Разработка MCP Server с нуля: пошаговое руководство 2026 по AI Tool Calling

LLM без «рук и ног» не достанет до БД, API и локальных заметок. Model Context Protocol (MCP) стандартизирует JSON-RPC-мост между AI-клиентом и внешними capability — в 2026 экосистема 13 000+ Server, OpenAI/Google/Microsoft на борту. Боль: Function Calling — vendor lock-in, смена модели = переписывание интеграции. Итог: после этого гайда вы самостоятельно разработаете, отладите и задеплоите production-ready MCP Server с учётом throughput и Unified Memory. Структура: протокол → env → Hello World → Tools/Resources/Prompts → HTTP remote → debug → Docker → knowledge base → экосистема.

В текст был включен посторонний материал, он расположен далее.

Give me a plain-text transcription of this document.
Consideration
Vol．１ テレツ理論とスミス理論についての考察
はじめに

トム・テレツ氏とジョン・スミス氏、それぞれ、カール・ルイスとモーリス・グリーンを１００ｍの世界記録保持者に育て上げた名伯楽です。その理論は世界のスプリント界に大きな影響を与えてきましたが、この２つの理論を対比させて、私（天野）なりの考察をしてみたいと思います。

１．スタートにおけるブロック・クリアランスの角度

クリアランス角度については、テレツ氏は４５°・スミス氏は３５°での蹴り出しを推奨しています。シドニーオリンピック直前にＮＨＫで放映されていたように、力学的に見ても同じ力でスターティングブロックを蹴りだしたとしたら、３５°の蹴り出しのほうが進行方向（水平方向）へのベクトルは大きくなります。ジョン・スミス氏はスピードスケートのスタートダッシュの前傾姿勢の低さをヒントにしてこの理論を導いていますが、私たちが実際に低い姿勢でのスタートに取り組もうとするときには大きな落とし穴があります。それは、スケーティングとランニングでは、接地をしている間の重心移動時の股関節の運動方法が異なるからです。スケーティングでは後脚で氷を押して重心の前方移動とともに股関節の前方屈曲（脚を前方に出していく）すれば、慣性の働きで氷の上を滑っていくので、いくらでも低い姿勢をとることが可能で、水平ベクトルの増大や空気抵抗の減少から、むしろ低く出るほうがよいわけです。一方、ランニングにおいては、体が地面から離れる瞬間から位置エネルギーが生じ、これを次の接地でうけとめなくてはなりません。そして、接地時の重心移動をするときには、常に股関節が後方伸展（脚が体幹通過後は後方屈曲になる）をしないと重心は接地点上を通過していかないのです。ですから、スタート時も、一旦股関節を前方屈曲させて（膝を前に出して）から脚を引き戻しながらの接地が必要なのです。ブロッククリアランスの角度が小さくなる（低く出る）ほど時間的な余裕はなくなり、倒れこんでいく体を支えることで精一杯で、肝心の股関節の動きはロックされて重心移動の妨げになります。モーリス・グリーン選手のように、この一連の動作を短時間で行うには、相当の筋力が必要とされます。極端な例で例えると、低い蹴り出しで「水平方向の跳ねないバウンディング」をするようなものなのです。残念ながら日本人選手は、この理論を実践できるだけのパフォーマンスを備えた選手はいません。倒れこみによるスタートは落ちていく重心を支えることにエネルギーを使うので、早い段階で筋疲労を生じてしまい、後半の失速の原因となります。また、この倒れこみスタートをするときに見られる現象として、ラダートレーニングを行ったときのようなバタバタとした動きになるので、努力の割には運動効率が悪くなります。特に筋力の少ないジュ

1. Что такое MCP? Сначала протокол, потом код

1.1 Контекст появления

Три поколения tool calling: Function Calling (проприетарный OpenAI) → Plugins (ChatGPT, угасает) → MCP (открытый стандарт). Anthropic open-source в ноябре 2024 — мотивация: N×M взрыв интеграций при каждом новом клиенте. MCP решает стандартизацию wire-протокола AI ↔ tools — один Server для Cursor, Claude Desktop, VS Code. В 2026 governance у AAIF (Linux Foundation).

1.2 Архитектура протокола

┌────────────────────┐         ┌─────────────────────┐
│   MCP Client       │ ◄─────► │   MCP Server        │
│  (Claude / Cursor) │  JSON   │  (ваша разработка)  │
│                    │  -RPC   │                     │
└────────────────────┘         └─────────────────────┘
                                        │
                          ┌─────────────┼─────────────┐
                          ▼             ▼             ▼
                       Tools       Resources      Prompts
                    (tool call)   (read data)   (prompt templates)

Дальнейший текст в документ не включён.